Comment by phil21
10 hours ago
> The prescription hurdle is absolutely necessary
You're totally missing the point thought. The prescription hurdle effectively does not exist. It's just a paywall.
You pay your $100, get a 3 minute call with a NP/PA/whomever, and basically the robot writes you a prescription for whatever you want. The point is you pay and you get the prescription. Patient safety has nothing to do with anything.
It's cheaper for most people to get the prescription written at a PCP.
The advantage to a telehealth is not getting the prescription written -- it's that they'll fill it for cheap through a tiny compounding pharmacy that is making it, technically illegally, but are small enough to be off the FDAs enforcement radar for the moment.
I have used both my PCP and telehealth for prescription writing, never once have I used a compounding pharmacy.
It's slightly cheaper for me to use telehealth vs. billing through my insurance. The downside is it doesn't go towards my deductible of course.
The stuff you are describing are entire supply chains of a sort where you want a GLP-1 or perhaps a few other things like TRT. Those you are signing up for the drug itself, which happens to include the prescription part with it.

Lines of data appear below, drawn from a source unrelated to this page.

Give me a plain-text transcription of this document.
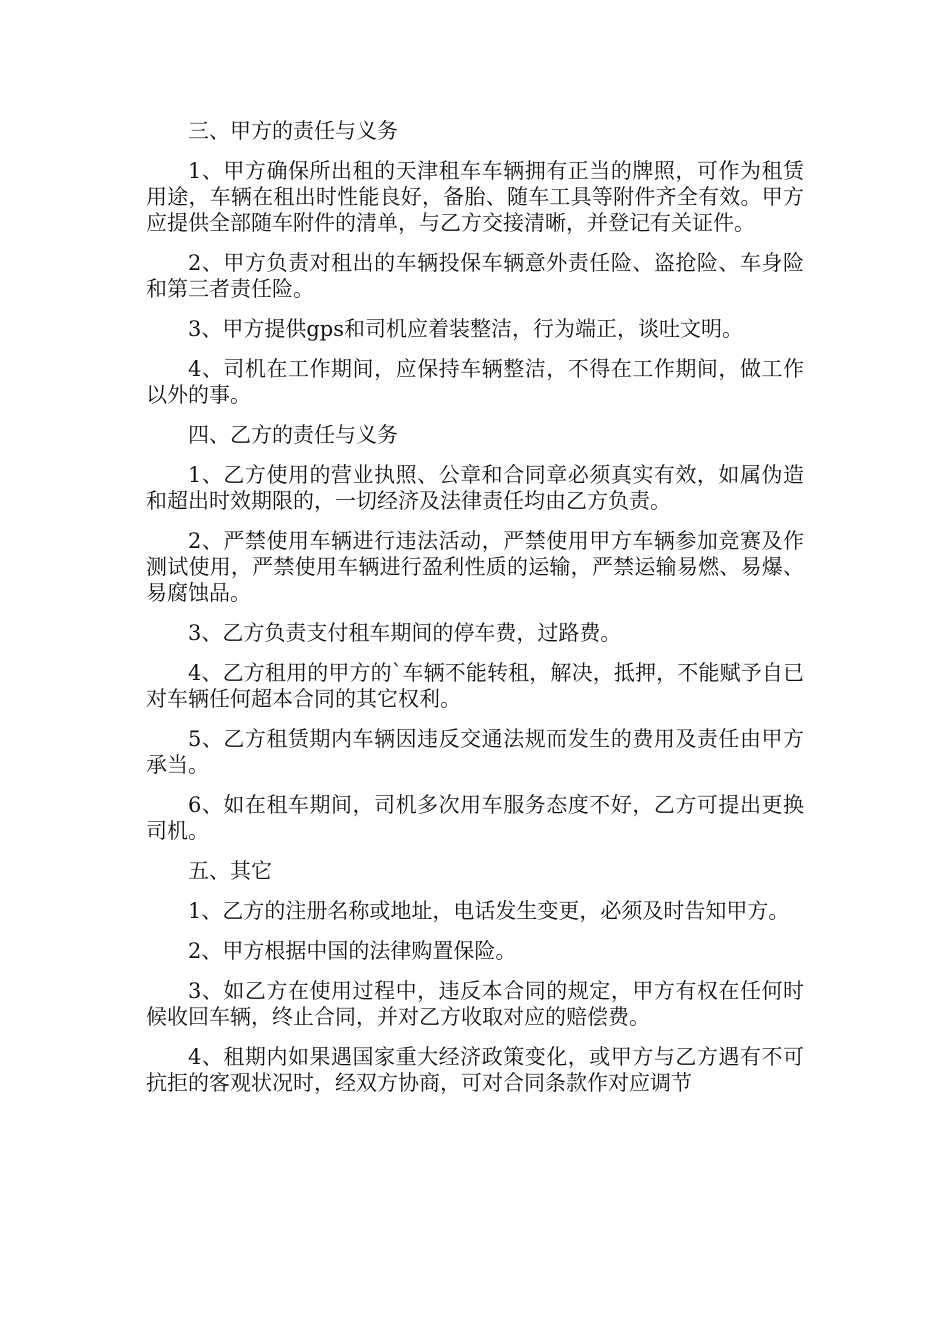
三、甲方的责任与义务

1、甲方确保所出租的天津租车车辆拥有正当的牌照，可作为租赁用途，车辆在租出时性能良好，备胎、随车工具等附件齐全有效。甲方应提供全部随车附件的清单，与乙方交接清晰，并登记有关证件。

2、甲方负责对租出的车辆投保车辆意外责任险、盗抢险、车身险和第三者责任险。

3、甲方提供gps和司机应着装整洁，行为端正，谈吐文明。

4、司机在工作期间，应保持车辆整洁，不得在工作期间，做工作以外的事。

四、乙方的责任与义务

1、乙方使用的营业执照、公章和合同章必须真实有效，如属伪造和超出时效期限的，一切经济及法律责任均由乙方负责。

2、严禁使用车辆进行违法活动，严禁使用甲方车辆参加竞赛及作测试使用，严禁使用车辆进行盈利性质的运输，严禁运输易燃、易爆、易腐蚀品。

3、乙方负责支付租车期间的停车费，过路费。

4、乙方租用的甲方的`车辆不能转租，解决，抵押，不能赋予自已对车辆任何超本合同的其它权利。

5、乙方租赁期内车辆因违反交通法规而发生的费用及责任由甲方承当。

6、如在租车期间，司机多次用车服务态度不好，乙方可提出更换司机。

五、其它

1、乙方的注册名称或地址，电话发生变更，必须及时告知甲方。

2、甲方根据中国的法律购置保险。

3、如乙方在使用过程中，违反本合同的规定，甲方有权在任何时候收回车辆，终止合同，并对乙方收取对应的赔偿费。

4、租期内如果遇国家重大经济政策变化，或甲方与乙方遇有不可抗拒的客观状况时，经双方协商，可对合同条款作对应调节
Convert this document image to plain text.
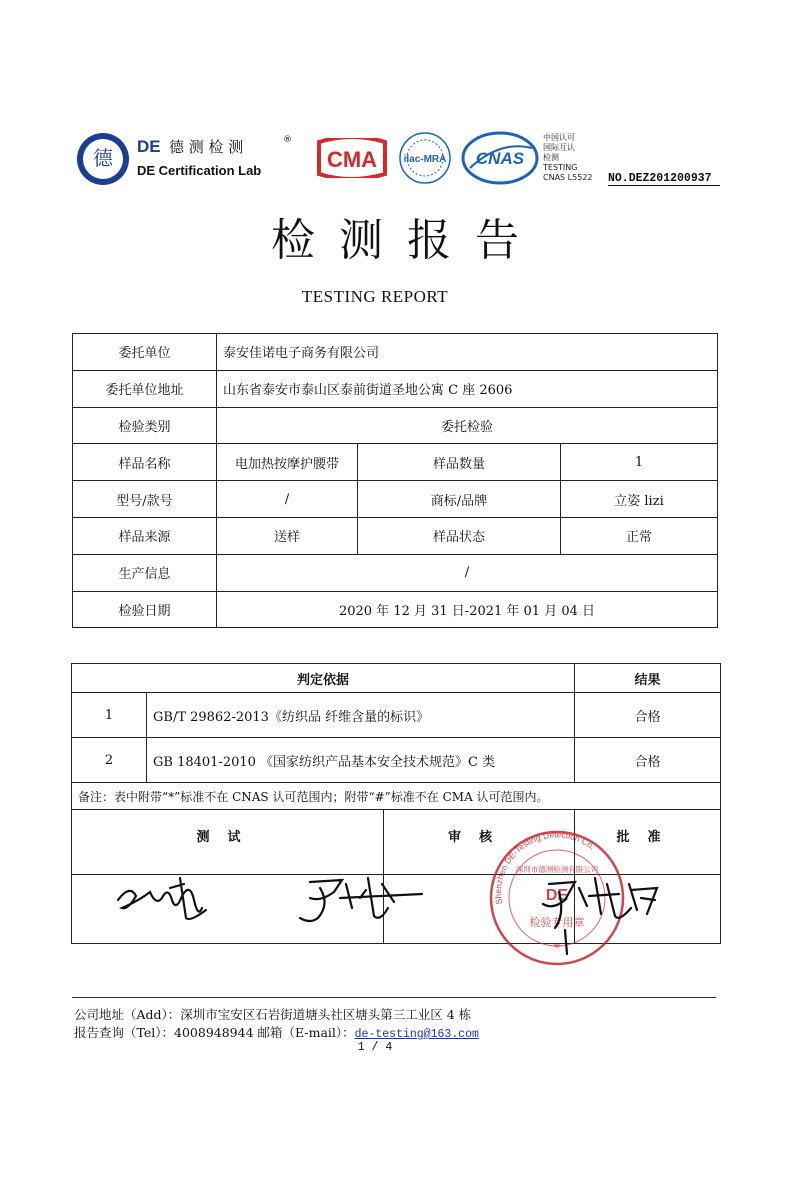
德 DE 德 测 检 测	®
DE Certification Lab	CMA	ilac-MRA CNAS
中国认可
国际互认
检测
TESTING
CNAS L5522 NO.DEZ201200937
检测报告
TESTING REPORT
委托单位	泰安佳诺电子商务有限公司		
委托单位地址	山东省泰安市泰山区泰前街道圣地公寓 C 座 2606		
检验类别	委托检验		
样品名称	电加热按摩护腰带	样品数量	1
型号/款号	/	商标/品牌	立姿 lizi
样品来源	送样	样品状态	正常
生产信息	/		
检验日期	2020 年 12 月 31 日-2021 年 01 月 04 日		
判定依据			结果
1	GB/T 29862-2013《纺织品 纤维含量的标识》		合格
2	GB 18401-2010 《国家纺织产品基本安全技术规范》C 类		合格
备注：表中附带“*”标准不在 CNAS 认可范围内；附带“#”标准不在 CMA 认可范围内。			
测试		审核	批准

Shenzhen DE-Testing Detection Co.
深圳市德测检测有限公司
DE
检验专用章
*
公司地址（Add）：深圳市宝安区石岩街道塘头社区塘头第三工业区 4 栋
报告查询（Tel）：4008948944 邮箱（E-mail）：de-testing@163.com
1 / 4
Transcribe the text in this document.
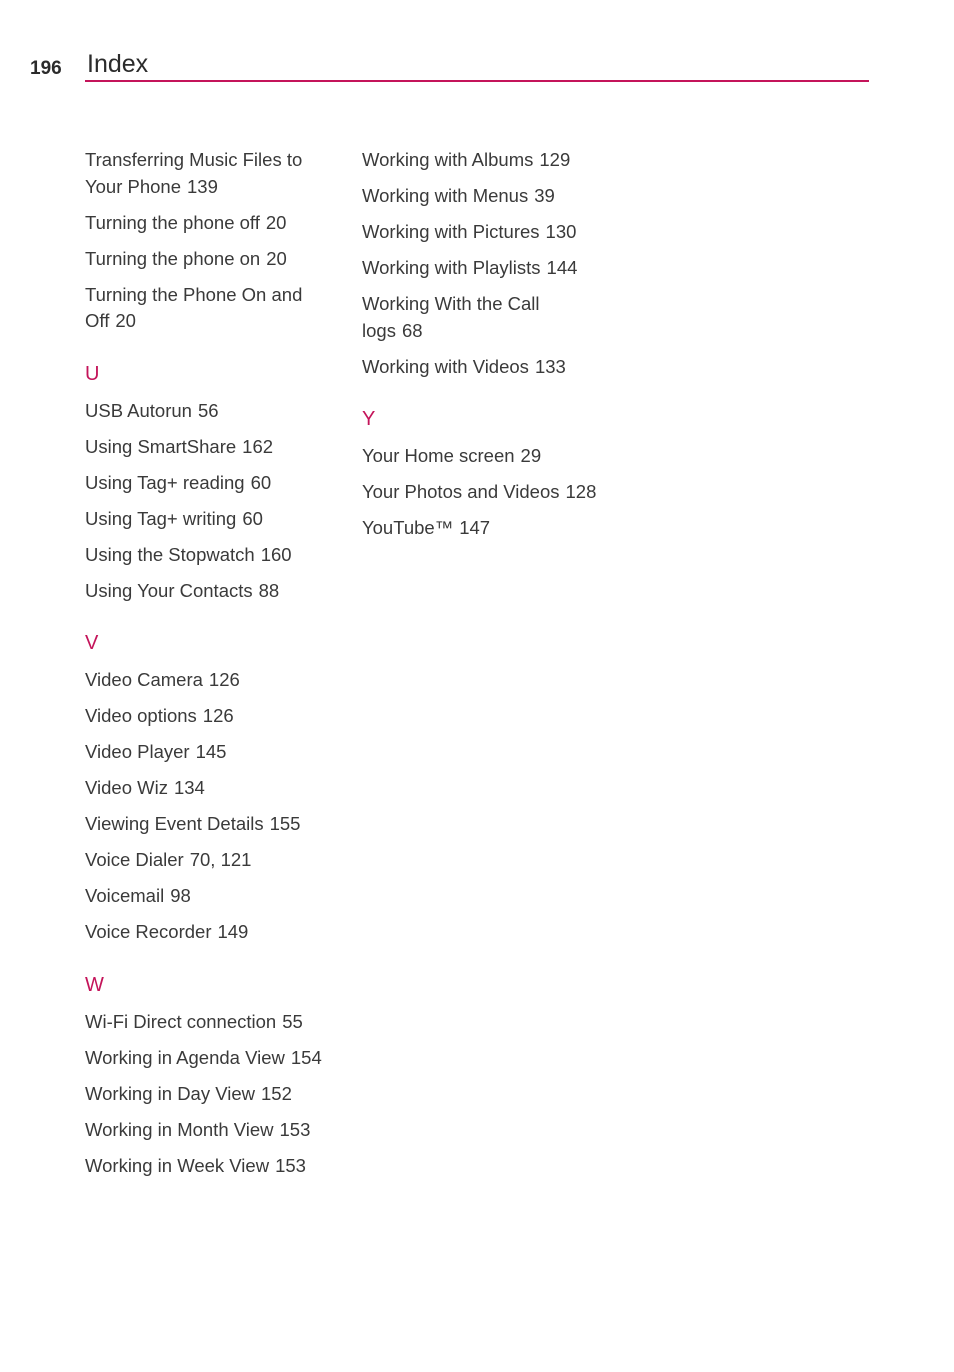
196 Index
Transferring Music Files to Your Phone 139
Turning the phone off 20
Turning the phone on 20
Turning the Phone On and Off 20
U
USB Autorun 56
Using SmartShare 162
Using Tag+ reading 60
Using Tag+ writing 60
Using the Stopwatch 160
Using Your Contacts 88
V
Video Camera 126
Video options 126
Video Player 145
Video Wiz 134
Viewing Event Details 155
Voice Dialer 70, 121
Voicemail 98
Voice Recorder 149
W
Wi-Fi Direct connection 55
Working in Agenda View 154
Working in Day View 152
Working in Month View 153
Working in Week View 153
Working with Albums 129
Working with Menus 39
Working with Pictures 130
Working with Playlists 144
Working With the Call logs 68
Working with Videos 133
Y
Your Home screen 29
Your Photos and Videos 128
YouTube™ 147
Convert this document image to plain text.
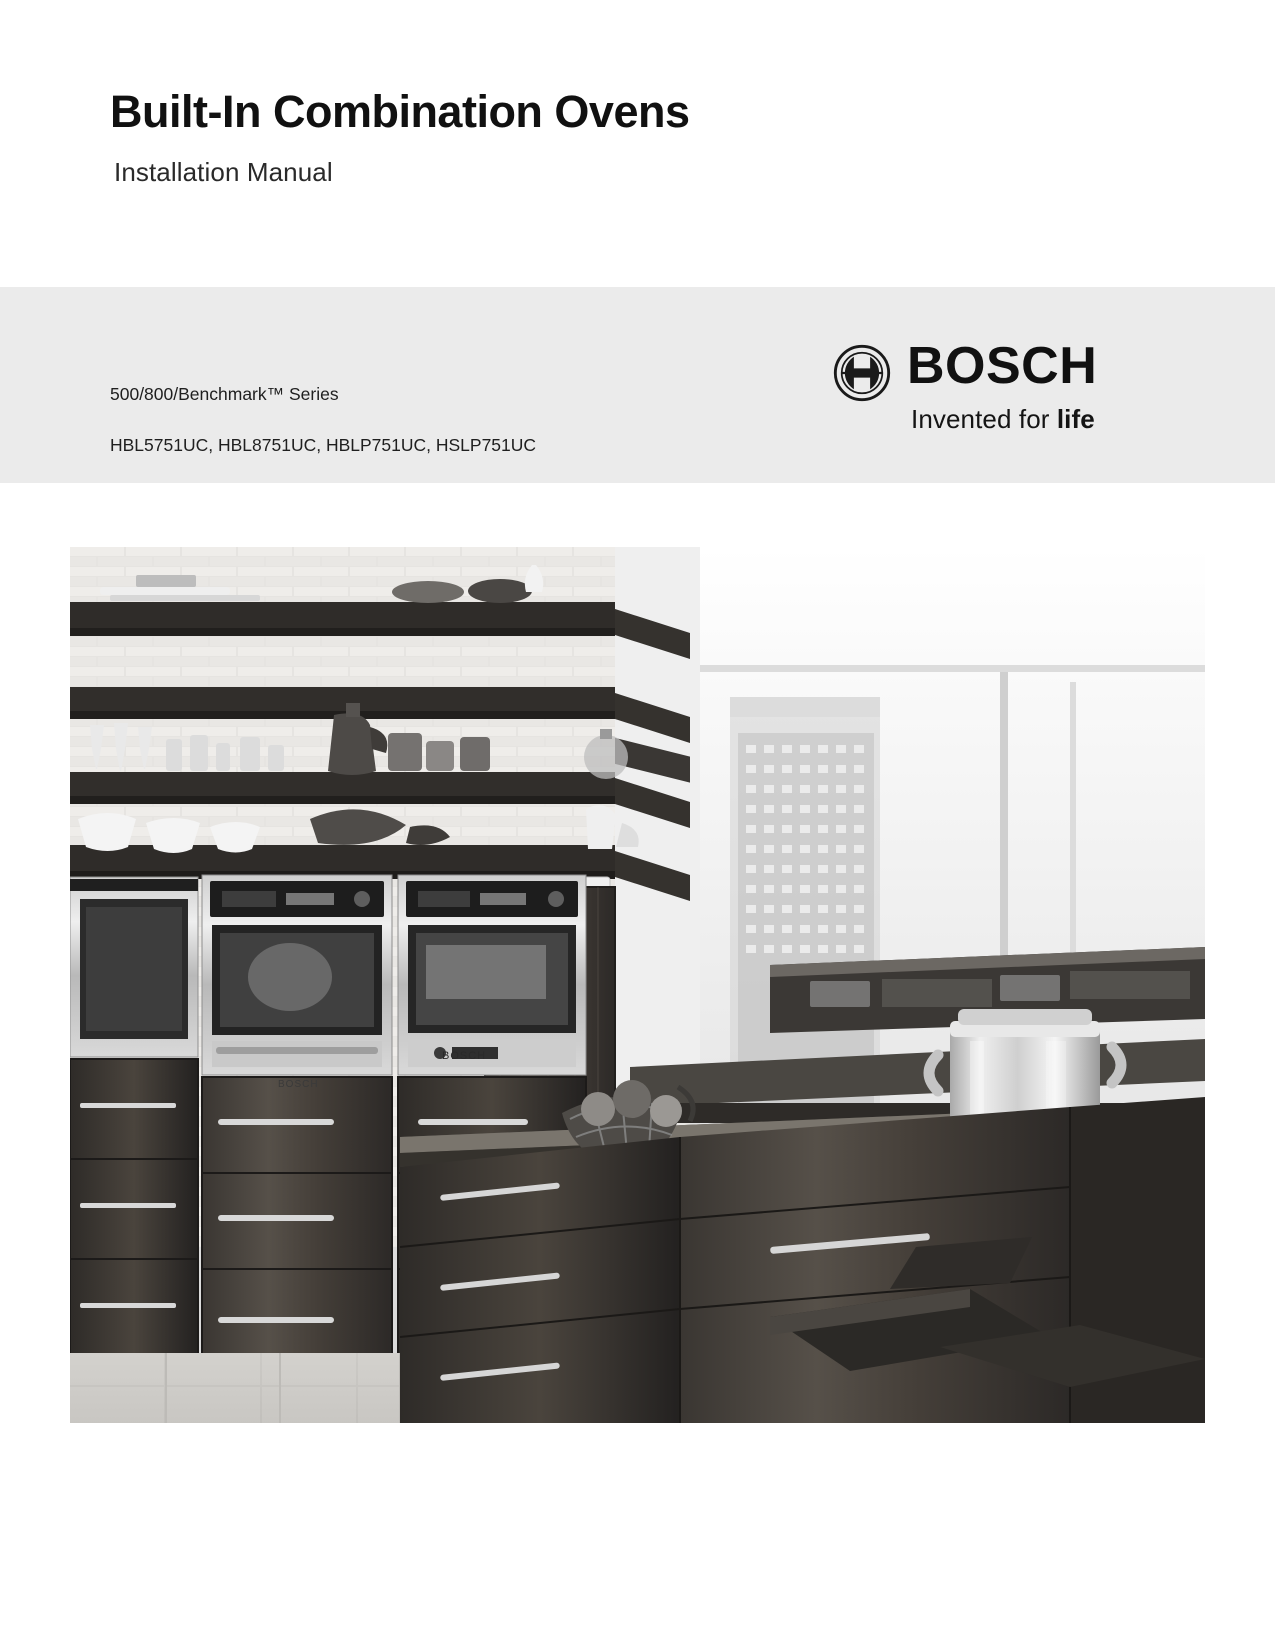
Built-In Combination Ovens
Installation Manual

500/800/Benchmark™ Series

HBL5751UC, HBL8751UC, HBLP751UC, HSLP751UC

BOSCH
Invented for life
BOSCH
BOSCH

Telehealth can be used for any old medication you want. It removes the permission slip part of the process and replaces it with a payment gateway. If you have $75-150 you can just click some buttons and have a prescription for nearly anything you want at most a day later. This includes antibiotics, ADHD meds (getting harder on these), certain benzos, etc.
HIMS/HERS/etc. and their smaller ilk are super popular, but they are the tip of the iceberg.
Telehealth providers can certainly work with compounding pharmacies but not necessarily. If you are looking to get a prescription for Diazapam you are going to be getting that sent to your local Walgreens or whatnot.
> It's slightly cheaper for me to use telehealth vs. billing through my insurance.
How? Usually PCP visit are cheap and everyone gets one for free.
> HIMS/HERS/etc. and their smaller ilk are super popular, but they are the tip of the iceberg. > Telehealth providers can certainly work with compounding pharmacies but not necessarily.
Yeah I’m aware there are a whole host of services telehealths provide but the primary reason people use them for GLP1s is to avoid the name brand cost.